Three in four Japanese people approve of Reiwa, the name of the new era that will begin on May 1, with Crown Prince Naruhito's accession to the throne, a media poll has said.
Businesses, meanwhile, are cashing in on the buoyant mood with new products and campaigns.
Snack maker Calbee reportedly intends to introduce a new "lightly salted" flavour of potato chips in time for the imperial handover on April 30, when Emperor Akihito, 85, steps down, bringing the curtain down on the Heisei ("achieving peace") era.
Other products that have either been rolled out or are in the works include pancakes, chopsticks, foldable fans, T-shirts, sake cups and even a board game.
Reiwa, which Tokyo said on Tuesday should be translated as "beautiful harmony", is the 248th gengo, or era name. It is the first to be drawn from a Japanese source as opposed to a Chinese literary classic.
The name was selected over five others: Eiko (loosely translated as "vast glory"), Koshi ("great arrival"), Kyuka ("eternal virtue"), Banna ("perfect harmony") and Banpo ("complete safety").

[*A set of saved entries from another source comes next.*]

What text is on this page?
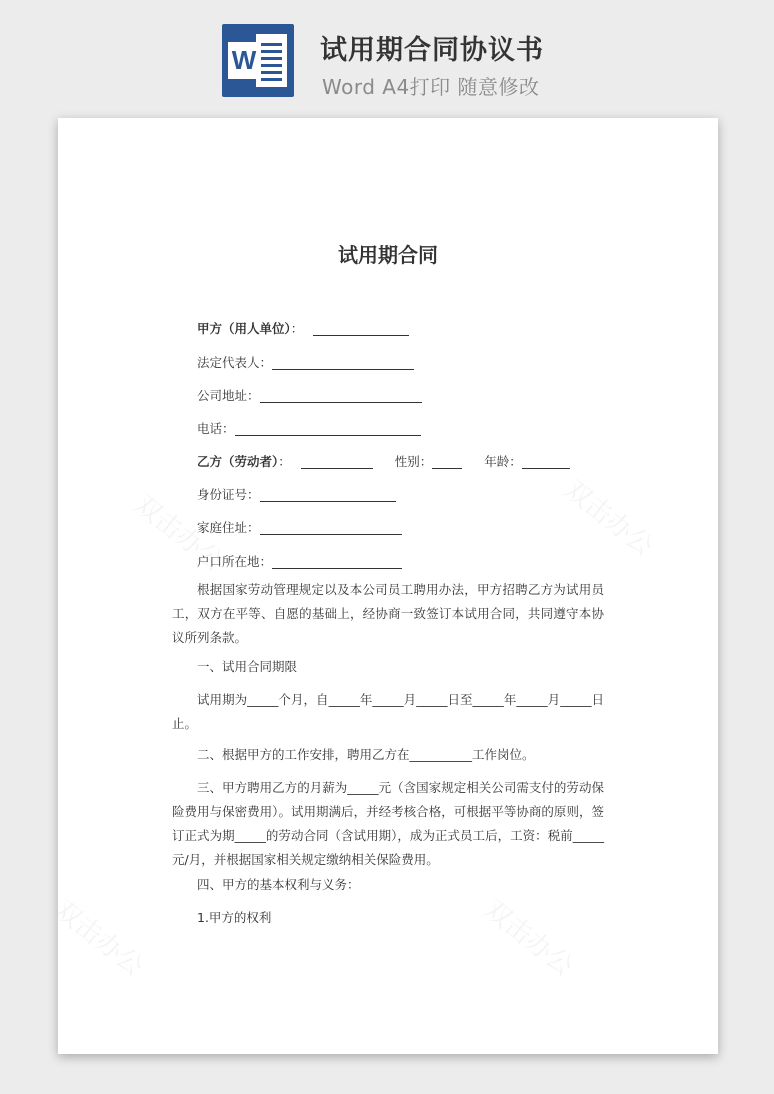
W 试用期合同协议书
Word A4打印 随意修改
试用期合同
甲方（用人单位）：
法定代表人：
公司地址：
电话：
乙方（劳动者）：	性别：	年龄：
身份证号：
家庭住址：
户口所在地：
根据国家劳动管理规定以及本公司员工聘用办法，甲方招聘乙方为试用员工，双方在平等、自愿的基础上，经协商一致签订本试用合同，共同遵守本协议所列条款。
一、试用合同期限
试用期为_____个月，自_____年_____月_____日至_____年_____月_____日止。
二、根据甲方的工作安排，聘用乙方在__________工作岗位。
三、甲方聘用乙方的月薪为_____元（含国家规定相关公司需支付的劳动保险费用与保密费用）。试用期满后，并经考核合格，可根据平等协商的原则，签订正式为期_____的劳动合同（含试用期），成为正式员工后，工资：税前_____元/月，并根据国家相关规定缴纳相关保险费用。
四、甲方的基本权利与义务：
1.甲方的权利
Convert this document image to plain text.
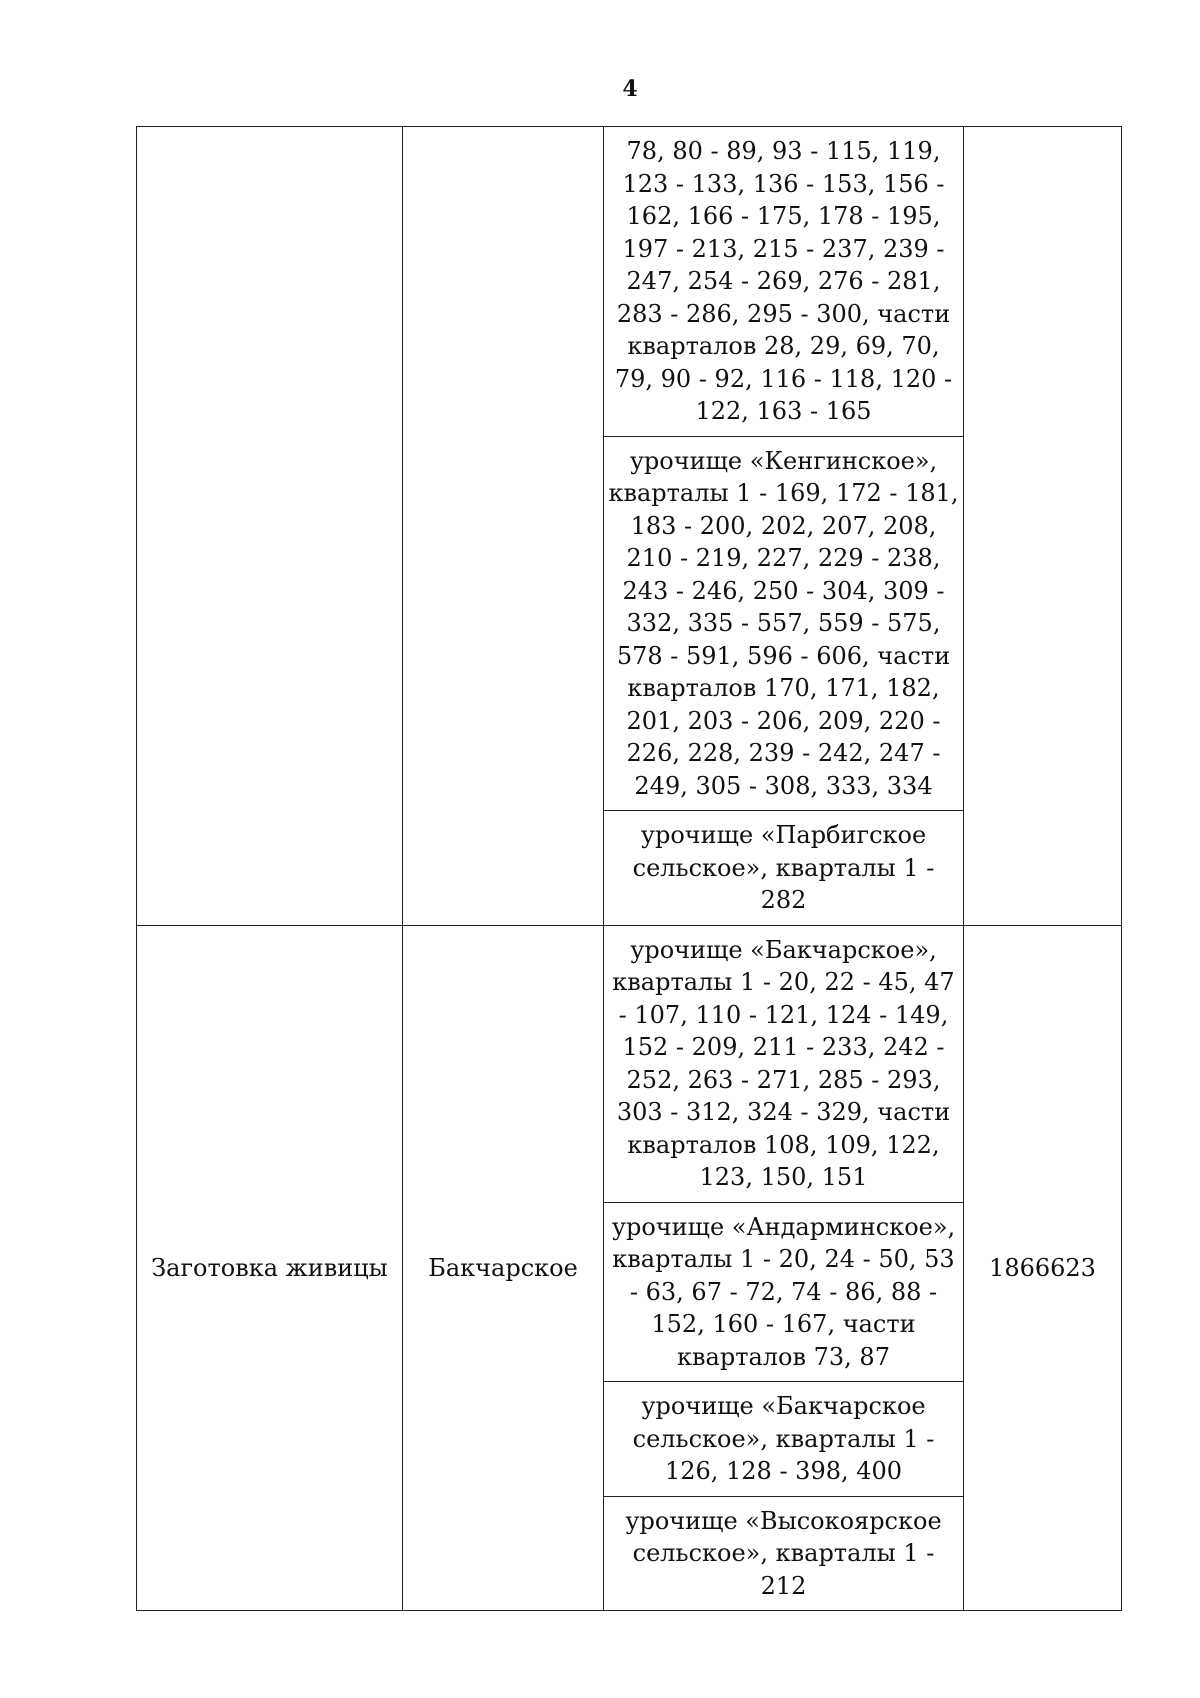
4
		78, 80 - 89, 93 - 115, 119, 123 - 133, 136 - 153, 156 - 162, 166 - 175, 178 - 195, 197 - 213, 215 - 237, 239 - 247, 254 - 269, 276 - 281, 283 - 286, 295 - 300, части кварталов 28, 29, 69, 70, 79, 90 - 92, 116 - 118, 120 - 122, 163 - 165	
		урочище «Кенгинское», кварталы 1 - 169, 172 - 181, 183 - 200, 202, 207, 208, 210 - 219, 227, 229 - 238, 243 - 246, 250 - 304, 309 - 332, 335 - 557, 559 - 575, 578 - 591, 596 - 606, части кварталов 170, 171, 182, 201, 203 - 206, 209, 220 - 226, 228, 239 - 242, 247 - 249, 305 - 308, 333, 334	
		урочище «Парбигское сельское», кварталы 1 - 282	
Заготовка живицы	Бакчарское	урочище «Бакчарское», кварталы 1 - 20, 22 - 45, 47 - 107, 110 - 121, 124 - 149, 152 - 209, 211 - 233, 242 - 252, 263 - 271, 285 - 293, 303 - 312, 324 - 329, части кварталов 108, 109, 122, 123, 150, 151	1866623
		урочище «Андарминское», кварталы 1 - 20, 24 - 50, 53 - 63, 67 - 72, 74 - 86, 88 - 152, 160 - 167, части кварталов 73, 87	
		урочище «Бакчарское сельское», кварталы 1 - 126, 128 - 398, 400	
		урочище «Высокоярское сельское», кварталы 1 - 212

For Reiwa, its Chinese kanji characters "rei" ("auspicious") and "wa" ("peaceful") were drawn from a passage in the 8th-century poetry anthology Manyoshu (Collection Of Ten Thousand Leaves).
It is about the resilient plum flowers that withstand the harshest of winters to blossom in the auspicious dawn of spring.
Publishers have commissioned reprints of the original work, as well as expert analyses into the source material, as these fly off the shelves at bookstores such as Kinokuniya and Tsutaya following Monday's announcement of the name.
Reiwa is thought to have been proposed by Kyoto-based Japanese literary scholar Susumu Nakanishi, 89, professor emeritus at the International Research Centre for Japanese Studies.
Tokyo has highlighted the significance that a native source has been tapped for the first time.
"Although Japan was under the influence of Chinese civilisation for a long time, Japan has nurtured its own unique culture over thousands of years," Defence Minister Takeshi Iwaya said on Tuesday. "It's very significant that the (era name) was chosen from a Japanese text."
The specified Manyoshu passage is said to have been inspired by a poem written by Chinese polymath Zhang Heng, who lived from 78-139AD.
"Building up one's own gengo system was a symbol of national independence. Successive Chinese dynasties have forced countries under their jurisdiction to use the Chinese gengo system," said the editorial of the conservative Sankei newspaper on Tuesday.
On the same day, an editorial by the China Daily newspaper said no matter the media hype, it will be "alarmist" to see this as an attempt at de-Sinicisation.
DEFINED BY THE PEOPLE
The selection of Reiwa as the next era name apparently reflects conservatism pursued by Prime Minister Abe. However, it is the Japanese public that will attach special meaning to Reiwa.
MAINICHI SHIMBUN, in an editorial on Tuesday.
Despite the conservative leanings of Prime Minister Shinzo Abe's government, it said: "It is not worth making a fuss over Abe and his colleagues wanting to highlight a more Japanese identity, although some Chinese may feel slighted that the tradition of naming a new imperial era by drawing inspiration from Chinese literature has been broken."
It added, noting that Tokyo has been seeking to improve ties with Beijing: "It would be wrong to read too much into the break with tradition... and view it as a change of approach by the Abe administration."
Still, the name Reiwa caused brief confusion among the Japanese before the use of "rei" was explained.
The common meaning of "rei" is "order" or "command" and some in Mr Abe's own Liberal Democratic Party have been caught by surprise.
Former secretary-general Shigeru Ishiba reportedly said: "Everyone was like 'What?' when they saw it was the 'rei' from 'meirei' (order)."
Dr Masaharu Mizukami, a scholar in Chinese and Japanese literature at Chuo University, told the Japan Times that "rei" has a history of being screened out of era names owing to its authoritarian implications.
The Mainichi Shimbun said in an editorial on Tuesday: "The selection of Reiwa as the next era name apparently reflects conservatism pursued by Prime Minister Abe. However, it is the Japanese public that will attach special meaning to Reiwa."
Mr Abe sought to quell such speculation: "People may not be that familiar with it, but 'rei' also has a good meaning as in 'goreijo' (the polite form of 'your daughter'), 'goreishitsu' ('your wife') or 'goreisoku' ('your son')."